Mon, 25 Jul 1994

Yen rise drives attention away from Japanese products

By Andreas Harsono

JAKARTA (JP): The sharp appreciation of the Japanese yen against major currencies and the rupiah has made a number of economists and businessmen turn their attention to non-Japanese products.

Economists Pande Radja Silalahi and Hadi Soesastro of the Centre for Strategic and International Studies (CSIS) said recently that it is high time for Indonesia to look for other choices and to diversify its import sources.

"The wisdom of this experience is that we must diminish our dependency on developed countries, particularly Japan," Silalahi said.

According to government officials, the total foreign debt of the Indonesian government and private sectors has reached almost $90 billion, of which more than 40 percent is in the Japanese currency, which appreciated by 14 percent against the U.S. dollar from 111.6 yen to the greenback in early January to 98.96 on Friday and by some 17 percent against the rupiah from Rp 19.2 to Rp 22.2.

Palgunadi T. Setyawan, an executive of PT Astra International, said that the extra burden of this yen surge has to be carried on the shoulders of Indonesia's fatigued laborers. He seemed intent on trying to remind his Japanese colleagues about how rapidly the situation of workers could worsen.

PT Astra International is an affiliate of the Japanese giant automobile industry, the Toyota Motor Corporation.

A higher capital investment in Indonesia, which unnecessarily brings more procurement of Japanese products, has traditionally resulted in the reduction of wages.

Economists said the reason behind Indonesia's notorious high cost economy is that business people must spare a significant percentage of their total production costs for bribing government officials to overcome red tape.

Meanwhile, Indonesian workers have been intensifying their struggle to demand that the government, as well as their employers, respect labor rights.

While having his lunch in a five-star hotel, Palgunadi said that the yen's surge will not hinder the Indonesian middle and upper classes from continuing to enjoy their comfortable life styles.
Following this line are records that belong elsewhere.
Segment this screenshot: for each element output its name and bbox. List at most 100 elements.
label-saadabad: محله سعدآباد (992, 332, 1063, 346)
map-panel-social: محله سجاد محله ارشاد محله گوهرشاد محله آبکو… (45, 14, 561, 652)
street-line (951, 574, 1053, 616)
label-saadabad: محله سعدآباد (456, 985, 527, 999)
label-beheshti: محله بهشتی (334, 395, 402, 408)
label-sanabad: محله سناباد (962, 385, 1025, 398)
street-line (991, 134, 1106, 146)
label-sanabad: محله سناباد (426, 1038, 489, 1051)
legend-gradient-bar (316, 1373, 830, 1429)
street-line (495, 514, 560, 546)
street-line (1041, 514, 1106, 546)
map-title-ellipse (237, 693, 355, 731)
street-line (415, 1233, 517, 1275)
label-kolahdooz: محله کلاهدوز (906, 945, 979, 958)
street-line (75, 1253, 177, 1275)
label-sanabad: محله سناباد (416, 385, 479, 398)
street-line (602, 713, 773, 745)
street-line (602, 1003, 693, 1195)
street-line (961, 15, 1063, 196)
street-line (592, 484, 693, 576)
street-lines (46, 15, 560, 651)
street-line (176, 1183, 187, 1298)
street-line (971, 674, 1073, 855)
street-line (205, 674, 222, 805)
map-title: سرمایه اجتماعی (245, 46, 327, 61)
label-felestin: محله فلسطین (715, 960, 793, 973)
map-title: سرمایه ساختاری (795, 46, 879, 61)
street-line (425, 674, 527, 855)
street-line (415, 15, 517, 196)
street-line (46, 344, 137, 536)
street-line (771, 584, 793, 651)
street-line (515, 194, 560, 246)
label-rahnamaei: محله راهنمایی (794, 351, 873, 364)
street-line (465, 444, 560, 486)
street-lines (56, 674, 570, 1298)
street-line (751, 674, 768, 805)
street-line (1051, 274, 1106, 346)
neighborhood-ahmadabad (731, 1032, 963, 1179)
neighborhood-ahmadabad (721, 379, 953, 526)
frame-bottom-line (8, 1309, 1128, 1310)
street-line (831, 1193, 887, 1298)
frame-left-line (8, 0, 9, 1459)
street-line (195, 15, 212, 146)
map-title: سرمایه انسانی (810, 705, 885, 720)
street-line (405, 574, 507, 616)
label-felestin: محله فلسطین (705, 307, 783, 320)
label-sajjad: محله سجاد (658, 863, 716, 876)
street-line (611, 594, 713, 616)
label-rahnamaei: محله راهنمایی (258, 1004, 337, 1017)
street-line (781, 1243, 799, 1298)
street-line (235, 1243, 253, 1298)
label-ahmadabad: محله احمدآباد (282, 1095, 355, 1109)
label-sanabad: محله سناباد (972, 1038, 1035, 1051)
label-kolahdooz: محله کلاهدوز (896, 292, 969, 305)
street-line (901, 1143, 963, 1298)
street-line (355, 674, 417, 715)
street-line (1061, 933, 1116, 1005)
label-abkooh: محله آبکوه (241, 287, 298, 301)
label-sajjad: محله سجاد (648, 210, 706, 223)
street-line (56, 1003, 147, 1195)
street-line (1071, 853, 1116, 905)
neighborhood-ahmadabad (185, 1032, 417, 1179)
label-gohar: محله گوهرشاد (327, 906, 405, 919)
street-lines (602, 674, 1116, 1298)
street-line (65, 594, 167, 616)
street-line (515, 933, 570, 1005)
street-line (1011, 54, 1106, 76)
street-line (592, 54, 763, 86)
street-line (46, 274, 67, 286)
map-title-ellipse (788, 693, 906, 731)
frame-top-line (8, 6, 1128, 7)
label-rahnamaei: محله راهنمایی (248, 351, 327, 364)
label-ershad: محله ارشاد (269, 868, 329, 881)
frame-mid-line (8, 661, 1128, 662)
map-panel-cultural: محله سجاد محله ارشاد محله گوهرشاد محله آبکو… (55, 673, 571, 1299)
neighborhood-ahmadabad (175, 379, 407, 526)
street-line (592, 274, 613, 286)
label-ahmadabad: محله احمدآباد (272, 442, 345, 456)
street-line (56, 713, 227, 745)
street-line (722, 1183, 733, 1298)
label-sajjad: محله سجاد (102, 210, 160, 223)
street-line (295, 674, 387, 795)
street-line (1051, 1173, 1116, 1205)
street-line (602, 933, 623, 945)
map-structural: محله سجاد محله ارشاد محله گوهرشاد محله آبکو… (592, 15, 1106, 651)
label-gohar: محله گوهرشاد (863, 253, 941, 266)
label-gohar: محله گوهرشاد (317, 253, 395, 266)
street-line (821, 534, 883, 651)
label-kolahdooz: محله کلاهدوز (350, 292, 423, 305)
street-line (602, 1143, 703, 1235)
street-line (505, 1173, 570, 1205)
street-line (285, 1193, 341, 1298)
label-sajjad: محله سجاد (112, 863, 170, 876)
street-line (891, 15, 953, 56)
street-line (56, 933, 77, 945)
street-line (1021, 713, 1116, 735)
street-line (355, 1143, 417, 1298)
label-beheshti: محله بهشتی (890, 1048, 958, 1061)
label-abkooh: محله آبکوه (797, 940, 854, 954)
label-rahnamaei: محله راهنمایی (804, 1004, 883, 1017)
"It is the laborers who will suffer at the first hand," he said.

Products

Daniel Budi Setiawan, the president of PT Siba Surya trucking company in Semarang, Central Java, however, told The Jakarta Post in recent telephone interviews that the only way to survive the constraints is to lessen the buying of Japanese products due to their declining competitiveness.

Citing an example, Daniel argued that in 1978 the price of a made-in-Germany truck equaled that of two Japanese trucks. Today's comparison is one on one.

He said the reason behind the price hike was not necessarily the technological betterment of Japanese trucks nor the rupiah devaluation but more because of the yen appreciation and Indonesia's dependence on Japanese products.

Daniel, who recently bought 120 Mercedes-Benz trucks, said that the price of Japanese trucks had increased fifteen fold from Rp 4.9 million in 1978 to Rp 75 million in 1994.

"Why should we then continue to buy Japanese trucks?" he said.

Daniel is trying to buy cheaper East European trucks and is seeking the support of the government.

Silalahi applauded the decision of an individual businessman like Daniel, saying that Indonesia should diversify its import sources to support the proposal of its entrepreneurs.

Data at the Central Bureau of Statistics indicate that Indonesia's imports from Japan last year reached $6.2 billion, some 22 percent of its total imports of $28.3 billion.

Tying clauses

Corporate lawyer Todung Mulya Lubis, said that it is not easy to cut down Indonesia's dependence on Japanese products because the Japanese manufacturers have established the infrastructure for their businesses in Indonesia since the 1960s.

Herman Zaini Latif, the chairman of the Indonesian Automotive Industry Association, responded that it is naive to say that the Japanese industries are not competitive any longer.

Herman, also the vice president of PT Krama Yudha Tiga Berlian Motors, an affiliate of the Japanese Mitsubishi Motors Corporation, bluntly rejected the proposal to launch a campaign against Japanese products, saying that it is impossible to fight against the market mechanism.

He said Daniel cannot make a valid comparison between German and Japanese trucks just on the grounds of the rupiah devaluation, saying that the varied specifications of the trucks had created a totally different situation.

Lubis, human rights activist-turn-lawyer, added that "tying clauses" in every business deal have made it impossible for Indonesia to stop the procurement of Japanese products.

Although Lubis, as well as the two economists, agreed that proposals like Daniel's need to be tried, they said much work must be done to make it effective.

"It is easier said than done," Lubis added, as if trying to point out that developing countries cannot avoid accepting the burden of unfair relations between the rich and the poor.